The final episode, “The End of Everything”, winds down and wraps up beautifully and positively the major plots of the season: Is Carmen Moyo (Charmaine Bingwa) going to find satisfaction as a junior lawyer in the firm? Is new partner Ri’Chard able to be a team player with Diane Lockhart (Christine Baranski) and Liz Reddick (Audra McDonald)? Is Marissa (Sarah Steele) going to be taken seriously now that she has passed the bar? Is Jay (Nyambi Nyambi), the security analyst, able to build what he wants while staying at the firm or take a better offer? Is Liz willing to work with both Ri’Chard (Andre Braugher) and Diane, who is increasingly discouraged about whether she makes a difference in an increasingly chaotic world? And is Diane going to choose divorce from her husband, Kurt (Gary Cole), for the sympathetic, more value-compatible doctor, Lyle Bettencourt (John Slattery)?
The foreshadowing found in the opening graphics, subtly changing from one season to the next, still features explosions to the very end: Trump on the podium, the Supreme Court, flower pots, the telephone, office desks, important books, purses, and high-heel shoes. All explode from gunfire.
And the bookending doesn’t stop with the answers to the questions raised. Each character’s arc is bookended, and so is the political drama with Trump announcing running in 2024 and Governor DeSantis scheming in the shadows planning his next move.
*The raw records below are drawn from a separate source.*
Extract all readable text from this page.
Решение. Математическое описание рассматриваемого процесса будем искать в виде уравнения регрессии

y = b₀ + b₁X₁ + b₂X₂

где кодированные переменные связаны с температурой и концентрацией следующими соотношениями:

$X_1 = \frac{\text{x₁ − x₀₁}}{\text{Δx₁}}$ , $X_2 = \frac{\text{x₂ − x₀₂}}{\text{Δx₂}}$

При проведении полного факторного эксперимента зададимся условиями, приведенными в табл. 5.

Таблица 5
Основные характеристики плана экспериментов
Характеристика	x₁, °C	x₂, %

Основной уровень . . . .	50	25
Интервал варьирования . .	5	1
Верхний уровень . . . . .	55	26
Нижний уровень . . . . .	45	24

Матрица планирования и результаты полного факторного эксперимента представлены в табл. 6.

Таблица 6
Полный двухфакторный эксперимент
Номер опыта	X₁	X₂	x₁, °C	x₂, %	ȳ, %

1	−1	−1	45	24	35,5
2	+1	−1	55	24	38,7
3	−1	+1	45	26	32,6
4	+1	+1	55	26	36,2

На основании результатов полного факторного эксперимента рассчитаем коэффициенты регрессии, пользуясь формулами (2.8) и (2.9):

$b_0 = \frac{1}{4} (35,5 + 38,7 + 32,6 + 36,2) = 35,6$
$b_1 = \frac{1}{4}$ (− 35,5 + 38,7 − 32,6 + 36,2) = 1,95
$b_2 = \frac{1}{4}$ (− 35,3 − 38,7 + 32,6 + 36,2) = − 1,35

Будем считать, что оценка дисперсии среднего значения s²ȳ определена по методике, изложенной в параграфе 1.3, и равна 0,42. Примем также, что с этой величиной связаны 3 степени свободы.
This defiant political and legal procedural dared to go where no show has gone before. The hatred and disgust at Trump was visually shown in ways that nominally progressive television series refused to undertake.
“The Good Fight“ ties up all loose ends of their narrative, including in the final credits exploding the same objects as we witness in the beginning. And the audience is left hanging in suspense. There is a well-funded vigilante society, The Collective, which plans to save the country by abducting white supremacists to a Gulag in the Antarctica where they can only see white everywhere they look. There are confused, directionless Democratic party leaders hoping Dwayne Johnson will run for president. Police are ineffective; explosions and street riots are omnipresent and constant. An inclusive, egalitarian value system no longer can be relied upon as a framework for understanding the world and is steadily collapsing. “Good Fight” wants to know: what happens when good people lose faith in their institutions and in their sense of justice? The most dangerous feeling to have, Diane Lockhart admits to Liz, is hope: When people lose faith in your institution’s past, and hold no hope for its future? Fighting the good fight? There are no sucker punches.
This entire series, at times, left me breathless. Even the music resonates now with different thematic overtones.